The list the Institute wrote down in black and white

To protect the lake, a collector system was built to gather waste water from Ohrid and Struga and carry it to the treatment plant in the village of Vranishta. The system exists. The problem is who is not connected to it.

According to the report, the hotels, restaurants and tourist settlements along the entire shoreline remain unconnected - from the „Desaret” hotel down to Sveti Naum, and from Struga to the village of Radozhda. Along that whole stretch, the single connected property is the „Makpetrol” hotel. One. The remaining private houses along the shore, along with the villages of Trpejca, Ljubanishta and Radozhda, use septic pits.

And on Radozhda the report is mercilessly precise: the septic pits from the houses either empty straight into the lake, or - being right on the beach itself - seep into it. Not „a risk of”. Not „potentially”. Direct polluters, the document says.

Sveti Naum: a 2013 system that doesn't work

The most glaring case is Sveti Naum. The sewer system there was built back in 2013. Thirteen years on, it does not provide full treatment: all that works is a grinder for the sewage, with no filters and no chlorination before it is discharged into the lake.

A grinder. Meaning the contents get chopped up and go into the lake. That is the entirety of the „treatment” at one of the most visited sites in the country.

Also polluting: the bars set up directly on the beaches, the swimming pools attached to the restaurants, and the storm-water outflow pipes into which - as the Institute writes - sewage discharges have been connected, deliberately or otherwise.

Where the water no longer passes the test

The results are not the same everywhere. At the Grashnica measuring point, where a storm-water outflow sits, the quality is rated third class and fails the microbiological criteria. At the „Royal” hotel, at Labino and at the Studenchishta canal the water rates „good” instead of „excellent”.

These are not random dots on a map. They are precisely the places where the report had already listed an outflow, a bar or an unconnected property. The result follows the cause like thread through a needle.

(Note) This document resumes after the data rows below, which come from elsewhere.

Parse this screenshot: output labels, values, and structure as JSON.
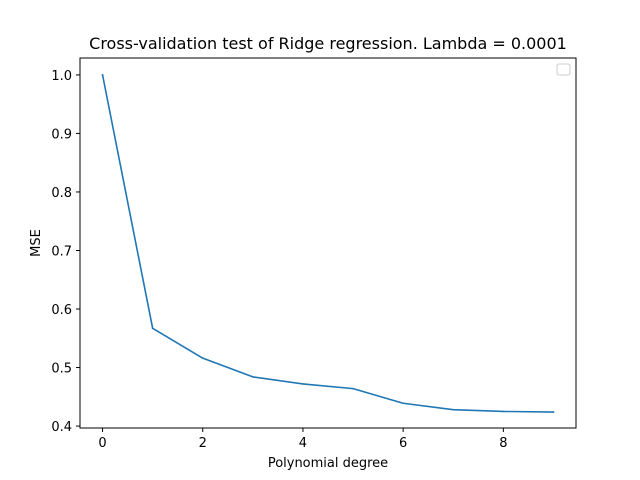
{
  "chart_data": {
    "type": "line",
    "title": "Cross-validation test of Ridge regression. Lambda = 0.0001",
    "xlabel": "Polynomial degree",
    "ylabel": "MSE",
    "xlim": [
      -0.45,
      9.45
    ],
    "ylim": [
      0.3967,
      1.0289
    ],
    "xticks": [
      0,
      2,
      4,
      6,
      8
    ],
    "yticks": [
      0.4,
      0.5,
      0.6,
      0.7,
      0.8,
      0.9,
      1.0
    ],
    "grid": false,
    "legend": {
      "placement": "top-right",
      "entries": []
    },
    "series": [
      {
        "color": "#1f77b4",
        "x": [
          0,
          1,
          2,
          3,
          4,
          5,
          6,
          7,
          8,
          9
        ],
        "y": [
          1.0,
          0.567,
          0.516,
          0.484,
          0.472,
          0.464,
          0.439,
          0.428,
          0.425,
          0.424
        ]
      }
    ]
  }
}
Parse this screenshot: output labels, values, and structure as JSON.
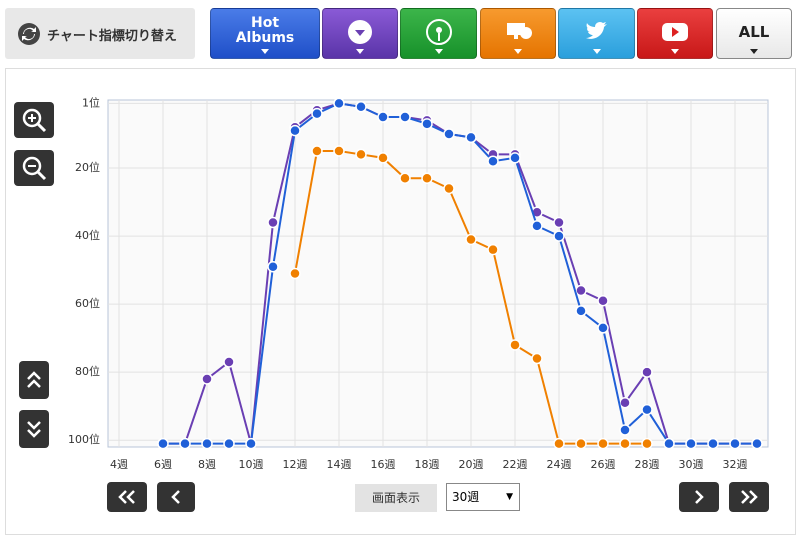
{
  "toolbar": {
    "label": "チャート指標切り替え",
    "hot_albums": "Hot Albums",
    "all": "ALL"
  },
  "controls": {
    "display_label": "画面表示",
    "select": "30週"
  },
  "chart_data": {
    "type": "line",
    "x": [
      4,
      5,
      6,
      7,
      8,
      9,
      10,
      11,
      12,
      13,
      14,
      15,
      16,
      17,
      18,
      19,
      20,
      21,
      22,
      23,
      24,
      25,
      26,
      27,
      28,
      29,
      30,
      31,
      32,
      33
    ],
    "xlim": [
      3.5,
      33.5
    ],
    "xticks": [
      {
        "value": 4,
        "label": "4週"
      },
      {
        "value": 6,
        "label": "6週"
      },
      {
        "value": 8,
        "label": "8週"
      },
      {
        "value": 10,
        "label": "10週"
      },
      {
        "value": 12,
        "label": "12週"
      },
      {
        "value": 14,
        "label": "14週"
      },
      {
        "value": 16,
        "label": "16週"
      },
      {
        "value": 18,
        "label": "18週"
      },
      {
        "value": 20,
        "label": "20週"
      },
      {
        "value": 22,
        "label": "22週"
      },
      {
        "value": 24,
        "label": "24週"
      },
      {
        "value": 26,
        "label": "26週"
      },
      {
        "value": 28,
        "label": "28週"
      },
      {
        "value": 30,
        "label": "30週"
      },
      {
        "value": 32,
        "label": "32週"
      }
    ],
    "ylim": [
      0,
      102
    ],
    "y_inverted": true,
    "yticks": [
      {
        "value": 1,
        "label": "1位"
      },
      {
        "value": 20,
        "label": "20位"
      },
      {
        "value": 40,
        "label": "40位"
      },
      {
        "value": 60,
        "label": "60位"
      },
      {
        "value": 80,
        "label": "80位"
      },
      {
        "value": 100,
        "label": "100位"
      }
    ],
    "grid": true,
    "series": [
      {
        "color": "#f08000",
        "values": [
          null,
          null,
          null,
          null,
          null,
          null,
          null,
          null,
          51,
          15,
          15,
          16,
          17,
          23,
          23,
          26,
          41,
          44,
          72,
          76,
          101,
          101,
          101,
          101,
          101,
          null,
          null,
          null,
          null,
          null
        ]
      },
      {
        "color": "#6a3fb3",
        "values": [
          null,
          null,
          101,
          101,
          82,
          77,
          101,
          36,
          8,
          3,
          1,
          2,
          5,
          5,
          6,
          10,
          11,
          16,
          16,
          33,
          36,
          56,
          59,
          89,
          80,
          101,
          101,
          101,
          101,
          101
        ]
      },
      {
        "color": "#2060d8",
        "values": [
          null,
          null,
          101,
          101,
          101,
          101,
          101,
          49,
          9,
          4,
          1,
          2,
          5,
          5,
          7,
          10,
          11,
          18,
          17,
          37,
          40,
          62,
          67,
          97,
          91,
          101,
          101,
          101,
          101,
          101
        ]
      }
    ]
  }
}
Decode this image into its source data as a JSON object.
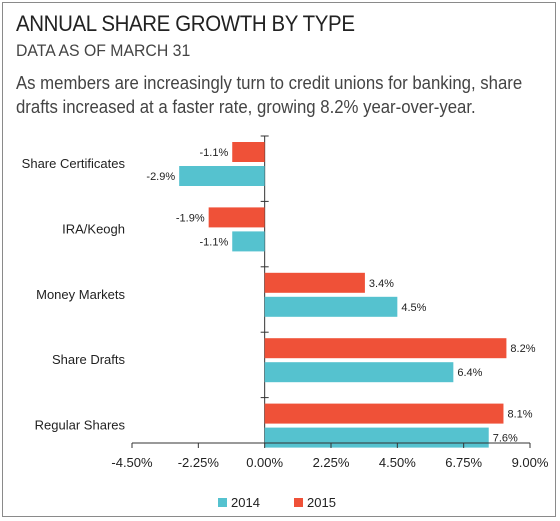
{
  "header": {
    "title": "ANNUAL SHARE GROWTH BY TYPE",
    "subtitle": "DATA AS OF MARCH 31",
    "description": "As members are increasingly turn to credit unions for banking, share drafts increased at a faster rate, growing 8.2% year-over-year."
  },
  "chart_data": {
    "type": "bar",
    "orientation": "horizontal",
    "categories": [
      "Share Certificates",
      "IRA/Keogh",
      "Money Markets",
      "Share Drafts",
      "Regular Shares"
    ],
    "series": [
      {
        "name": "2015",
        "color": "#ef5138",
        "values": [
          -1.1,
          -1.9,
          3.4,
          8.2,
          8.1
        ],
        "labels": [
          "-1.1%",
          "-1.9%",
          "3.4%",
          "8.2%",
          "8.1%"
        ]
      },
      {
        "name": "2014",
        "color": "#55c2cf",
        "values": [
          -2.9,
          -1.1,
          4.5,
          6.4,
          7.6
        ],
        "labels": [
          "-2.9%",
          "-1.1%",
          "4.5%",
          "6.4%",
          "7.6%"
        ]
      }
    ],
    "xlim": [
      -4.5,
      9.0
    ],
    "xticks": [
      -4.5,
      -2.25,
      0,
      2.25,
      4.5,
      6.75,
      9.0
    ],
    "xtick_labels": [
      "-4.50%",
      "-2.25%",
      "0.00%",
      "2.25%",
      "4.50%",
      "6.75%",
      "9.00%"
    ],
    "legend": [
      {
        "name": "2014",
        "color": "#55c2cf"
      },
      {
        "name": "2015",
        "color": "#ef5138"
      }
    ],
    "legend_position": "bottom",
    "grid": false
  }
}
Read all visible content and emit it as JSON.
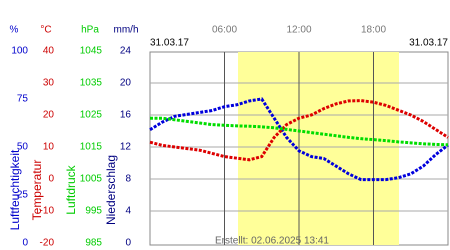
{
  "chart_data": {
    "type": "line",
    "date_left": "31.03.17",
    "date_right": "31.03.17",
    "footer": "Erstellt: 02.06.2025 13:41",
    "xlim": [
      0,
      24
    ],
    "xticks": [
      {
        "value": 6,
        "label": "06:00"
      },
      {
        "value": 12,
        "label": "12:00"
      },
      {
        "value": 18,
        "label": "18:00"
      }
    ],
    "grid": true,
    "axes": [
      {
        "unit": "%",
        "label": "Luftfeuchtigkeit",
        "color": "#0000cc",
        "lim": [
          0,
          100
        ],
        "ticks": [
          100,
          75,
          50,
          25,
          0
        ]
      },
      {
        "unit": "°C",
        "label": "Temperatur",
        "color": "#cc0000",
        "lim": [
          -20,
          40
        ],
        "ticks": [
          40,
          30,
          20,
          10,
          0,
          -10,
          -20
        ]
      },
      {
        "unit": "hPa",
        "label": "Luftdruck",
        "color": "#00cc00",
        "lim": [
          985,
          1045
        ],
        "ticks": [
          1045,
          1035,
          1025,
          1015,
          1005,
          995,
          985
        ]
      },
      {
        "unit": "mm/h",
        "label": "Niederschlag",
        "color": "#000080",
        "lim": [
          0,
          24
        ],
        "ticks": [
          24,
          20,
          16,
          12,
          8,
          4,
          0
        ]
      }
    ],
    "x": [
      0,
      1,
      2,
      3,
      4,
      5,
      6,
      7,
      8,
      9,
      10,
      11,
      12,
      13,
      14,
      15,
      16,
      17,
      18,
      19,
      20,
      21,
      22,
      23,
      24
    ],
    "series": [
      {
        "axis": 0,
        "color": "#0000dd",
        "values": [
          59,
          63,
          66,
          67,
          68,
          69,
          71,
          72,
          74,
          75,
          65,
          55,
          48,
          45,
          44,
          40,
          36,
          33,
          33,
          33,
          34,
          36,
          40,
          46,
          51
        ]
      },
      {
        "axis": 1,
        "color": "#dd0000",
        "values": [
          11.5,
          10.5,
          10,
          9.5,
          9,
          8,
          7,
          6.5,
          6,
          7,
          13,
          17,
          19,
          20,
          22,
          23.5,
          24.4,
          24.5,
          24,
          23,
          21.5,
          20,
          18,
          15.5,
          13
        ]
      },
      {
        "axis": 2,
        "color": "#00dd00",
        "values": [
          1024,
          1024,
          1023.5,
          1023,
          1022.5,
          1022,
          1021.8,
          1021.6,
          1021.5,
          1021.3,
          1021,
          1020.5,
          1020,
          1019.5,
          1019,
          1018.5,
          1018,
          1017.6,
          1017.3,
          1017,
          1016.6,
          1016.3,
          1016,
          1015.8,
          1015.7
        ]
      }
    ]
  }
}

The message everyone reads wrong

The Institute recommends urgently fixing the defects in the existing collector system and connecting the properties still not tied in. That is a recommendation, not a solution - recommendations get written every single year.

The headline the public will remember is „safe for swimming”. That is accurate, and it's good that it's accurate. But „safe for swimming today” and „the lake is clean” are not the same sentence, and the gap between them is called thirteen years of a grinder with no filter.

Lake Ohrid is UNESCO-protected and is the greatest natural asset this country owns. It isn't being poisoned out of malice - it's being poisoned by a connection nobody made and a project nobody finished. How many more years of „safe for swimming” do we need before we stop reading that phrase as permission to do nothing?